自公与党政権、特に自民党の本質が『資本家の、資本家による、資本家の為の搾取の党』であることを見抜いている、慧眼の文章と思います。21世紀ここ十年において自民党やその追随者達はトリクルダウン理論(資本家が富めば、資本家が自主的に富を社会に再分配することにより、社会全体が豊かになる)を唱えましたが、そのような事象は21世紀において世界的にも全然起こらなかったどころか、資本家達はトリクルダウン理論とは逆に富の一極集中・富の反再分配化を強めて、逆に世界中に格差・貧困が増大することになりました。資本家個人の倫理観に期待するなどという理論は全く逆のこと、資本家の倫理観の無さしか示さないということを如実に表す結果となり、トリクルダウン理論はもはや世界中から捨てられた理論となっています。

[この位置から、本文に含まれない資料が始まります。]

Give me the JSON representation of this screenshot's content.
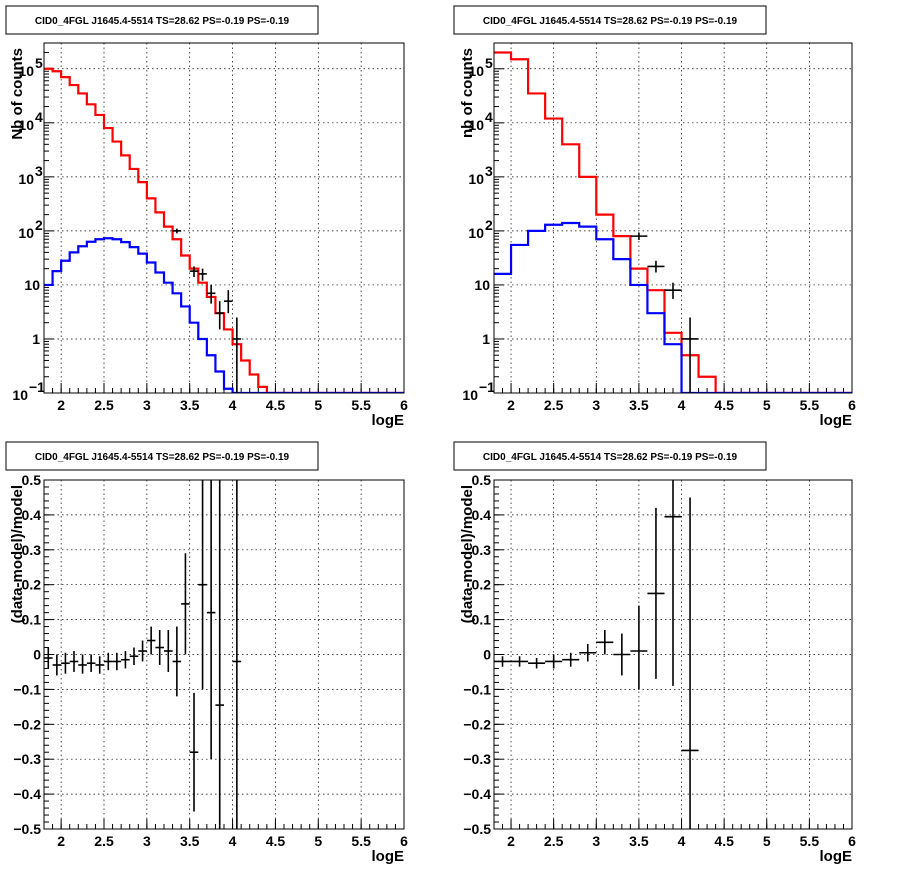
{
  "chart_data": [
    {
      "type": "histogram",
      "title": "CID0_4FGL J1645.4-5514 TS=28.62 PS=-0.19 PS=-0.19",
      "xlabel": "logE",
      "ylabel": "Nb of counts",
      "xlim": [
        1.8,
        6.0
      ],
      "ylim": [
        0.1,
        300000
      ],
      "yscale": "log",
      "grid": true,
      "x_ticks": [
        "2",
        "2.5",
        "3",
        "3.5",
        "4",
        "4.5",
        "5",
        "5.5",
        "6"
      ],
      "y_ticks": [
        {
          "value": 0.1,
          "base": "10",
          "exp": "−1"
        },
        {
          "value": 1,
          "label": "1"
        },
        {
          "value": 10,
          "label": "10"
        },
        {
          "value": 100,
          "base": "10",
          "exp": "2"
        },
        {
          "value": 1000,
          "base": "10",
          "exp": "3"
        },
        {
          "value": 10000,
          "base": "10",
          "exp": "4"
        },
        {
          "value": 100000,
          "base": "10",
          "exp": "5"
        }
      ],
      "bin_edges": [
        1.8,
        1.9,
        2.0,
        2.1,
        2.2,
        2.3,
        2.4,
        2.5,
        2.6,
        2.7,
        2.8,
        2.9,
        3.0,
        3.1,
        3.2,
        3.3,
        3.4,
        3.5,
        3.6,
        3.7,
        3.8,
        3.9,
        4.0,
        4.1,
        4.2,
        4.3,
        4.4,
        4.5,
        4.6,
        4.7,
        4.8,
        4.9,
        5.0,
        5.1,
        5.2,
        5.3,
        5.4,
        5.5,
        5.6,
        5.7,
        5.8,
        5.9,
        6.0
      ],
      "series": [
        {
          "name": "",
          "color": "#ff0000",
          "style": "step",
          "values": [
            100000,
            90000,
            70000,
            50000,
            35000,
            22000,
            14000,
            8000,
            4500,
            2500,
            1400,
            800,
            400,
            220,
            120,
            70,
            35,
            20,
            11,
            6,
            3,
            1.5,
            0.8,
            0.4,
            0.22,
            0.13,
            0.1,
            0.1,
            0.1,
            0.1,
            0.1,
            0.1,
            0.1,
            0.1,
            0.1,
            0.1,
            0.1,
            0.1,
            0.1,
            0.1,
            0.1,
            0.1
          ]
        },
        {
          "name": "",
          "color": "#0000ff",
          "style": "step",
          "values": [
            10,
            18,
            28,
            40,
            52,
            63,
            70,
            73,
            70,
            62,
            50,
            38,
            26,
            17,
            11,
            7,
            4,
            2,
            1,
            0.5,
            0.25,
            0.12,
            0.1,
            0.1,
            0.1,
            0.1,
            0.1,
            0.1,
            0.1,
            0.1,
            0.1,
            0.1,
            0.1,
            0.1,
            0.1,
            0.1,
            0.1,
            0.1,
            0.1,
            0.1,
            0.1,
            0.1
          ]
        },
        {
          "name": "",
          "color": "#000000",
          "style": "errorbar",
          "xerr": 0.05,
          "points": [
            {
              "x": 3.35,
              "y": 100,
              "lo": 90,
              "hi": 110
            },
            {
              "x": 3.55,
              "y": 18,
              "lo": 14,
              "hi": 22
            },
            {
              "x": 3.65,
              "y": 16,
              "lo": 12,
              "hi": 20
            },
            {
              "x": 3.75,
              "y": 7,
              "lo": 4.5,
              "hi": 10
            },
            {
              "x": 3.85,
              "y": 3,
              "lo": 1.5,
              "hi": 5
            },
            {
              "x": 3.95,
              "y": 5,
              "lo": 3,
              "hi": 8
            },
            {
              "x": 4.05,
              "y": 1,
              "lo": 0.1,
              "hi": 2.5
            }
          ]
        }
      ]
    },
    {
      "type": "histogram",
      "title": "CID0_4FGL J1645.4-5514 TS=28.62 PS=-0.19 PS=-0.19",
      "xlabel": "logE",
      "ylabel": "nb of counts",
      "xlim": [
        1.8,
        6.0
      ],
      "ylim": [
        0.1,
        300000
      ],
      "yscale": "log",
      "grid": true,
      "x_ticks": [
        "2",
        "2.5",
        "3",
        "3.5",
        "4",
        "4.5",
        "5",
        "5.5",
        "6"
      ],
      "y_ticks": [
        {
          "value": 0.1,
          "base": "10",
          "exp": "−1"
        },
        {
          "value": 1,
          "label": "1"
        },
        {
          "value": 10,
          "label": "10"
        },
        {
          "value": 100,
          "base": "10",
          "exp": "2"
        },
        {
          "value": 1000,
          "base": "10",
          "exp": "3"
        },
        {
          "value": 10000,
          "base": "10",
          "exp": "4"
        },
        {
          "value": 100000,
          "base": "10",
          "exp": "5"
        }
      ],
      "bin_edges": [
        1.8,
        2.0,
        2.2,
        2.4,
        2.6,
        2.8,
        3.0,
        3.2,
        3.4,
        3.6,
        3.8,
        4.0,
        4.2,
        4.4,
        4.6,
        4.8,
        5.0,
        5.2,
        5.4,
        5.6,
        5.8,
        6.0
      ],
      "series": [
        {
          "name": "",
          "color": "#ff0000",
          "style": "step",
          "values": [
            200000,
            150000,
            35000,
            12000,
            4000,
            1000,
            200,
            80,
            20,
            8,
            1.3,
            0.5,
            0.2,
            0.1,
            0.1,
            0.1,
            0.1,
            0.1,
            0.1,
            0.1,
            0.1
          ]
        },
        {
          "name": "",
          "color": "#0000ff",
          "style": "step",
          "values": [
            16,
            55,
            100,
            130,
            140,
            120,
            70,
            30,
            10,
            3,
            0.8,
            0.1,
            0.1,
            0.1,
            0.1,
            0.1,
            0.1,
            0.1,
            0.1,
            0.1,
            0.1
          ]
        },
        {
          "name": "",
          "color": "#000000",
          "style": "errorbar",
          "xerr": 0.1,
          "points": [
            {
              "x": 3.5,
              "y": 80,
              "lo": 68,
              "hi": 92
            },
            {
              "x": 3.7,
              "y": 22,
              "lo": 17,
              "hi": 28
            },
            {
              "x": 3.9,
              "y": 8,
              "lo": 5.5,
              "hi": 11
            },
            {
              "x": 4.1,
              "y": 1,
              "lo": 0.1,
              "hi": 2.5
            }
          ]
        }
      ]
    },
    {
      "type": "scatter",
      "title": "CID0_4FGL J1645.4-5514 TS=28.62 PS=-0.19 PS=-0.19",
      "xlabel": "logE",
      "ylabel": "(data-model)/model",
      "xlim": [
        1.8,
        6.0
      ],
      "ylim": [
        -0.5,
        0.5
      ],
      "grid": true,
      "x_ticks": [
        "2",
        "2.5",
        "3",
        "3.5",
        "4",
        "4.5",
        "5",
        "5.5",
        "6"
      ],
      "y_ticks": [
        "−0.5",
        "−0.4",
        "−0.3",
        "−0.2",
        "−0.1",
        "0",
        "0.1",
        "0.2",
        "0.3",
        "0.4",
        "0.5"
      ],
      "series": [
        {
          "name": "",
          "color": "#000000",
          "style": "errorbar",
          "xerr": 0.05,
          "points": [
            {
              "x": 1.85,
              "y": -0.01,
              "lo": -0.04,
              "hi": 0.02
            },
            {
              "x": 1.95,
              "y": -0.03,
              "lo": -0.06,
              "hi": 0.0
            },
            {
              "x": 2.05,
              "y": -0.025,
              "lo": -0.055,
              "hi": 0.005
            },
            {
              "x": 2.15,
              "y": -0.02,
              "lo": -0.05,
              "hi": 0.01
            },
            {
              "x": 2.25,
              "y": -0.03,
              "lo": -0.055,
              "hi": 0.0
            },
            {
              "x": 2.35,
              "y": -0.025,
              "lo": -0.05,
              "hi": 0.0
            },
            {
              "x": 2.45,
              "y": -0.03,
              "lo": -0.055,
              "hi": -0.005
            },
            {
              "x": 2.55,
              "y": -0.02,
              "lo": -0.045,
              "hi": 0.005
            },
            {
              "x": 2.65,
              "y": -0.02,
              "lo": -0.045,
              "hi": 0.005
            },
            {
              "x": 2.75,
              "y": -0.015,
              "lo": -0.04,
              "hi": 0.01
            },
            {
              "x": 2.85,
              "y": -0.005,
              "lo": -0.03,
              "hi": 0.02
            },
            {
              "x": 2.95,
              "y": 0.01,
              "lo": -0.02,
              "hi": 0.04
            },
            {
              "x": 3.05,
              "y": 0.04,
              "lo": 0.0,
              "hi": 0.08
            },
            {
              "x": 3.15,
              "y": 0.02,
              "lo": -0.03,
              "hi": 0.07
            },
            {
              "x": 3.25,
              "y": 0.01,
              "lo": -0.05,
              "hi": 0.07
            },
            {
              "x": 3.35,
              "y": -0.02,
              "lo": -0.12,
              "hi": 0.08
            },
            {
              "x": 3.45,
              "y": 0.145,
              "lo": 0.0,
              "hi": 0.29
            },
            {
              "x": 3.55,
              "y": -0.28,
              "lo": -0.45,
              "hi": -0.11
            },
            {
              "x": 3.65,
              "y": 0.2,
              "lo": -0.1,
              "hi": 0.5
            },
            {
              "x": 3.75,
              "y": 0.12,
              "lo": -0.3,
              "hi": 0.5
            },
            {
              "x": 3.85,
              "y": -0.145,
              "lo": -0.5,
              "hi": 0.5
            },
            {
              "x": 4.05,
              "y": -0.02,
              "lo": -0.5,
              "hi": 0.5
            }
          ]
        }
      ]
    },
    {
      "type": "scatter",
      "title": "CID0_4FGL J1645.4-5514 TS=28.62 PS=-0.19 PS=-0.19",
      "xlabel": "logE",
      "ylabel": "(data-model)/model",
      "xlim": [
        1.8,
        6.0
      ],
      "ylim": [
        -0.5,
        0.5
      ],
      "grid": true,
      "x_ticks": [
        "2",
        "2.5",
        "3",
        "3.5",
        "4",
        "4.5",
        "5",
        "5.5",
        "6"
      ],
      "y_ticks": [
        "−0.5",
        "−0.4",
        "−0.3",
        "−0.2",
        "−0.1",
        "0",
        "0.1",
        "0.2",
        "0.3",
        "0.4",
        "0.5"
      ],
      "series": [
        {
          "name": "",
          "color": "#000000",
          "style": "errorbar",
          "xerr": 0.1,
          "points": [
            {
              "x": 1.9,
              "y": -0.02,
              "lo": -0.035,
              "hi": -0.005
            },
            {
              "x": 2.1,
              "y": -0.02,
              "lo": -0.035,
              "hi": -0.005
            },
            {
              "x": 2.3,
              "y": -0.025,
              "lo": -0.04,
              "hi": -0.01
            },
            {
              "x": 2.5,
              "y": -0.02,
              "lo": -0.04,
              "hi": 0.0
            },
            {
              "x": 2.7,
              "y": -0.015,
              "lo": -0.035,
              "hi": 0.005
            },
            {
              "x": 2.9,
              "y": 0.005,
              "lo": -0.02,
              "hi": 0.03
            },
            {
              "x": 3.1,
              "y": 0.035,
              "lo": 0.0,
              "hi": 0.07
            },
            {
              "x": 3.3,
              "y": 0.0,
              "lo": -0.06,
              "hi": 0.06
            },
            {
              "x": 3.5,
              "y": 0.01,
              "lo": -0.1,
              "hi": 0.14
            },
            {
              "x": 3.7,
              "y": 0.175,
              "lo": -0.07,
              "hi": 0.42
            },
            {
              "x": 3.9,
              "y": 0.395,
              "lo": -0.09,
              "hi": 0.5
            },
            {
              "x": 4.1,
              "y": -0.275,
              "lo": -0.5,
              "hi": 0.45
            }
          ]
        }
      ]
    }
  ]
}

資本家の完全に全てではないにせよ、歴史的に実在したほぼ全ての資本家は、倫理観・貧しい者への共感いたわりなどというものは大概1ミクロンも無い冷酷な行動を取っており(逆に言えば、冷酷無比な人間ほど、資本家として大成してきた例が多い)、これからもそれは変わらないあろうと、そのことを歴史的実例の数々を挙げてはっきり断言しながら書かれている「資本主義黒書」は今現在から見ると、トリクルダウン理論の崩壊を予言した、真に歴史的な的を得た書物でしたね…。黒書は西欧経済の歴史について書かれていますが、自民党のことが書かれているように読めます。

ウィキペディア「トリクルダウン理論」
http://ja.wikipedia.org/wiki/%E3%83%88%E3%83%AA%E3%82%AF%E3%83%AB%E3%83%80%E3%82%A6%E3%83%B3%E7%90%86%E8%AB%96
トリクルダウン理論(trickle-down theory)とは、富める者が富めば、貧しい者にも自然に富が浸透(トリクルダウン)するという経済理論あるいは経済思想である。「金持ちを儲けさせれば貧乏人もおこぼれに与れる」ということから、「おこぼれ経済」とも通称される。現状では、マクロレベルでのパイの拡大が、貧困層の経済状況を改善につながることを裏付ける有力な研究は存在しないことから「トリクルダウン仮説」とも呼ばれる。(中略)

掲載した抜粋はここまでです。